Published: October 18, 2010 by Guest Contributor

By: Staci Baker

As the economy has been hit by the hardest recession since the Great Depression, many people wonder how and when it will recover.  And, once we start to see recovery, will consumer credit return to what it once was?

In a recent Experian-Oliver Wyman Market Intelligence Report quarterly webinar, 70% of the respondents in a survey said they believe consumer debt will return to pre-2008 levels.  Clearly, many believe that consumer spending and borrowing will return, despite the fact that consumer credit card borrowing recently declined for the 24th straight month*.

Assuming that this optimism is valid, what can credit card lenders do to evaluate the risk levels of potential customers as they attempt to grow their portfolios?

For lenders, determining who needs credit, as well as whom to lend to in this economic environment, can be quite challenging.  However, there are many tools available to assist lenders in assessing credit risk and growing their portfolio.

Many lenders look at a consumer’s credit score, such as the tri-bureau VantageScore, to evaluate their credit worthiness. By utilizing an individual’s VantageScore, a lender is able to determine potential customer risk levels.

Another way to evaluate a consumer’s credit worthiness is to evaluate a population using credit attributes.  Based on the attributes a lender is looking for in their portfolio, they can see improvement in evaluating risk prediction in their portfolio using pre-determined attributes, especially those specifically designed for the credit card industry.

There are also models that can help lenders predict when a consumer is likely to be in the market for a new loan or account.

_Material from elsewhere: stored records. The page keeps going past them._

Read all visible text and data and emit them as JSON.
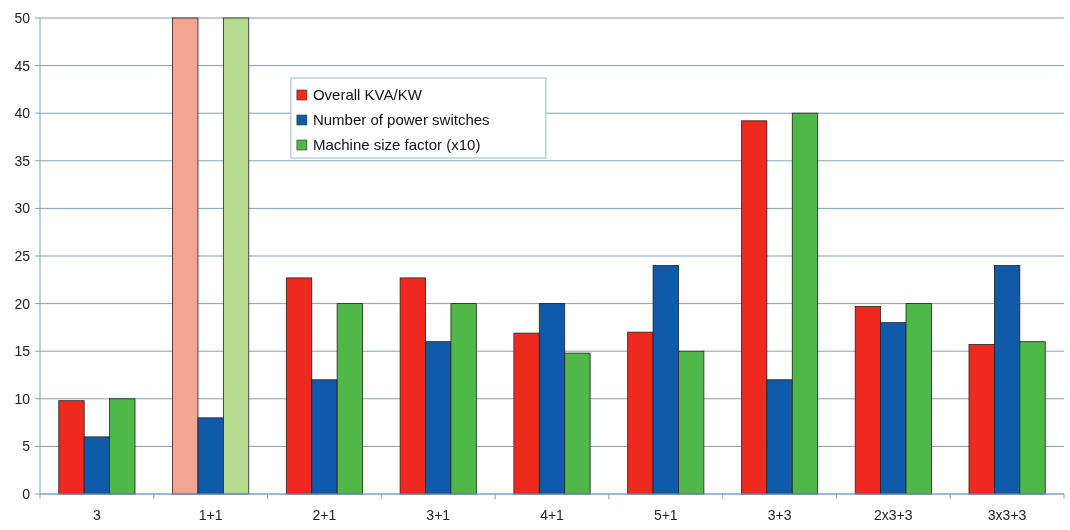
{
  "chart_data": {
    "type": "bar",
    "categories": [
      "3",
      "1+1",
      "2+1",
      "3+1",
      "4+1",
      "5+1",
      "3+3",
      "2x3+3",
      "3x3+3"
    ],
    "series": [
      {
        "name": "Overall KVA/KW",
        "color": "#ee2a1e",
        "colors": [
          "#ee2a1e",
          "#f4a493",
          "#ee2a1e",
          "#ee2a1e",
          "#ee2a1e",
          "#ee2a1e",
          "#ee2a1e",
          "#ee2a1e",
          "#ee2a1e"
        ],
        "values": [
          9.8,
          50,
          22.7,
          22.7,
          16.9,
          17,
          39.2,
          19.7,
          15.7
        ]
      },
      {
        "name": "Number of power switches",
        "color": "#0f5aa9",
        "values": [
          6,
          8,
          12,
          16,
          20,
          24,
          12,
          18,
          24
        ]
      },
      {
        "name": "Machine size factor (x10)",
        "color": "#4fb848",
        "colors": [
          "#4fb848",
          "#b3dc8f",
          "#4fb848",
          "#4fb848",
          "#4fb848",
          "#4fb848",
          "#4fb848",
          "#4fb848",
          "#4fb848"
        ],
        "values": [
          10,
          50,
          20,
          20,
          14.8,
          15,
          40,
          20,
          16
        ]
      }
    ],
    "ylim": [
      0,
      50
    ],
    "yticks": [
      0,
      5,
      10,
      15,
      20,
      25,
      30,
      35,
      40,
      45,
      50
    ],
    "grid": "y",
    "legend": "top left"
  }
}
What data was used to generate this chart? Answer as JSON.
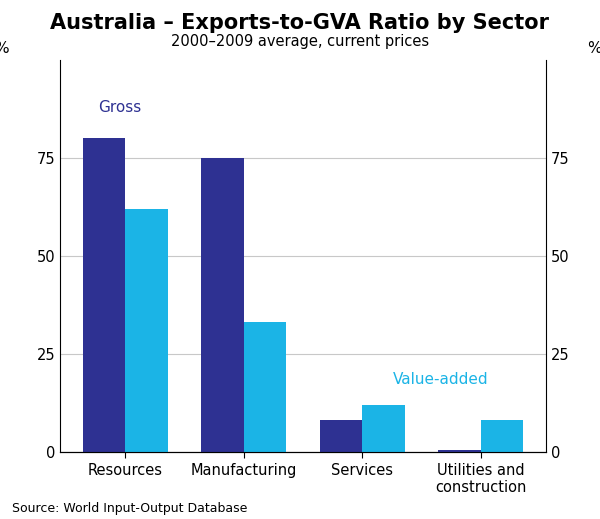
{
  "title": "Australia – Exports-to-GVA Ratio by Sector",
  "subtitle": "2000–2009 average, current prices",
  "categories": [
    "Resources",
    "Manufacturing",
    "Services",
    "Utilities and\nconstruction"
  ],
  "gross_values": [
    80,
    75,
    8,
    0.5
  ],
  "value_added_values": [
    62,
    33,
    12,
    8
  ],
  "gross_color": "#2E3192",
  "value_added_color": "#1BB4E6",
  "ylim": [
    0,
    100
  ],
  "yticks": [
    0,
    25,
    50,
    75
  ],
  "ylabel_left": "%",
  "ylabel_right": "%",
  "source": "Source: World Input-Output Database",
  "gross_label": "Gross",
  "value_added_label": "Value-added",
  "background_color": "#ffffff",
  "title_fontsize": 15,
  "subtitle_fontsize": 10.5,
  "bar_width": 0.36,
  "grid_color": "#c8c8c8",
  "tick_label_fontsize": 10.5,
  "source_fontsize": 9
}
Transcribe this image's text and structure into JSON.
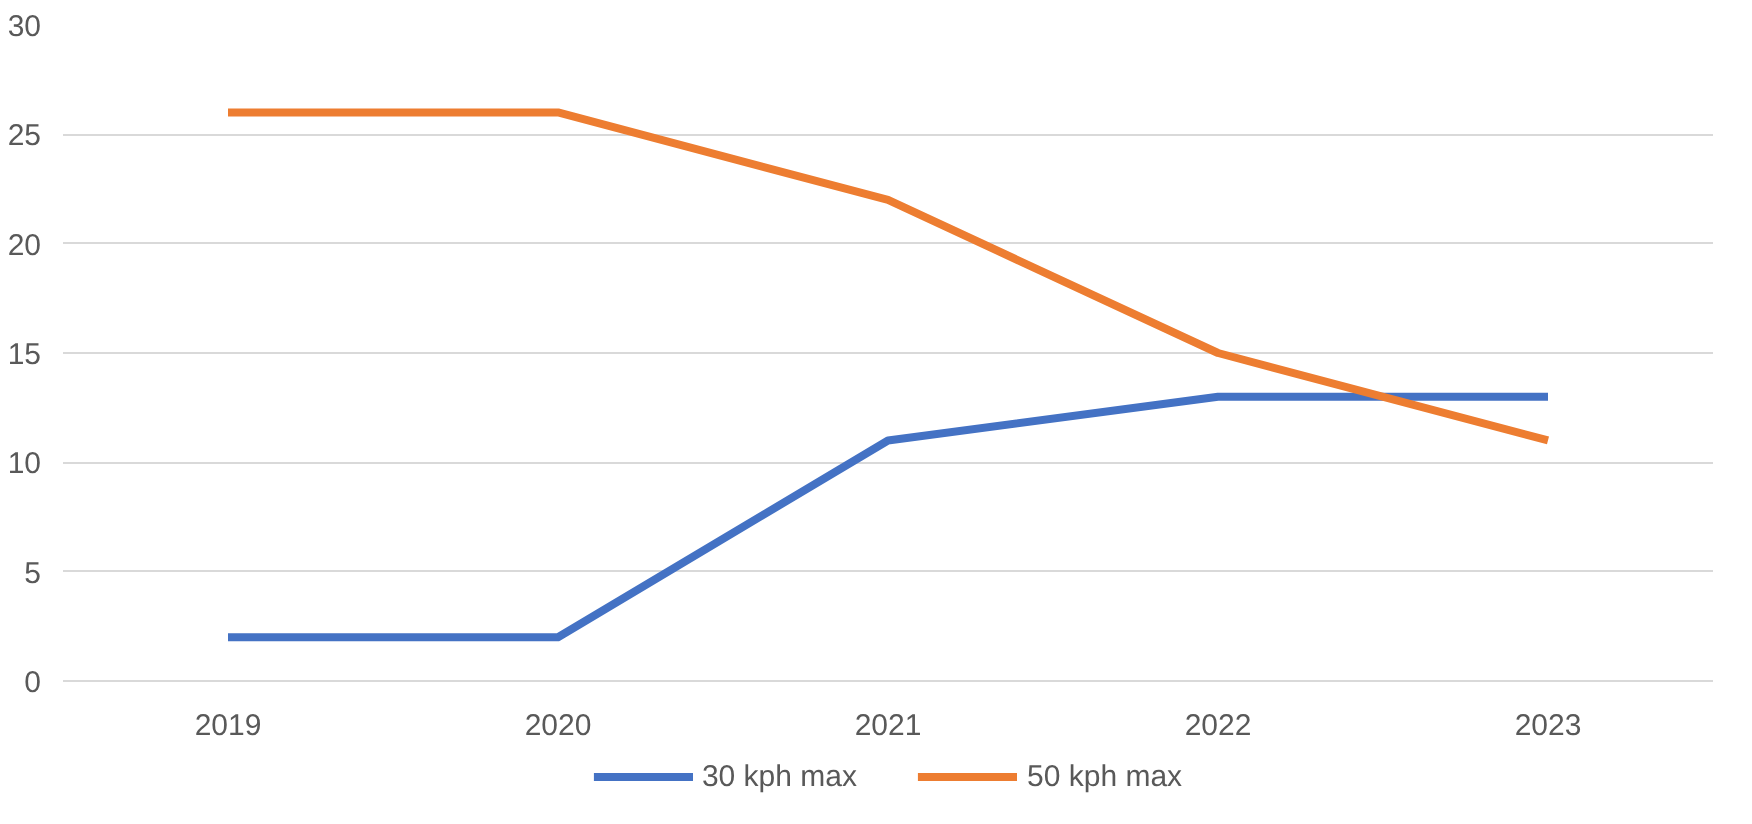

Experian’s In the Market Models provide lenders with product-specific segmentation tools that can be combined with risk scores to enhance the efficiency and effectiveness of their offers.

To identify the optimal cross-sell and line management decisions based on an individual customer’s risk score and potential value, a lender can also utilize optimization tools.  Optimization, combined with a viable risk management strategy, can assist a lender to achieve a healthy portfolio growth in a highly constrained environment.

Although lenders will need to determine the best method to meet their objectives, these are just a few of the many tools available that will assist them in correctly growing their lending portfolios.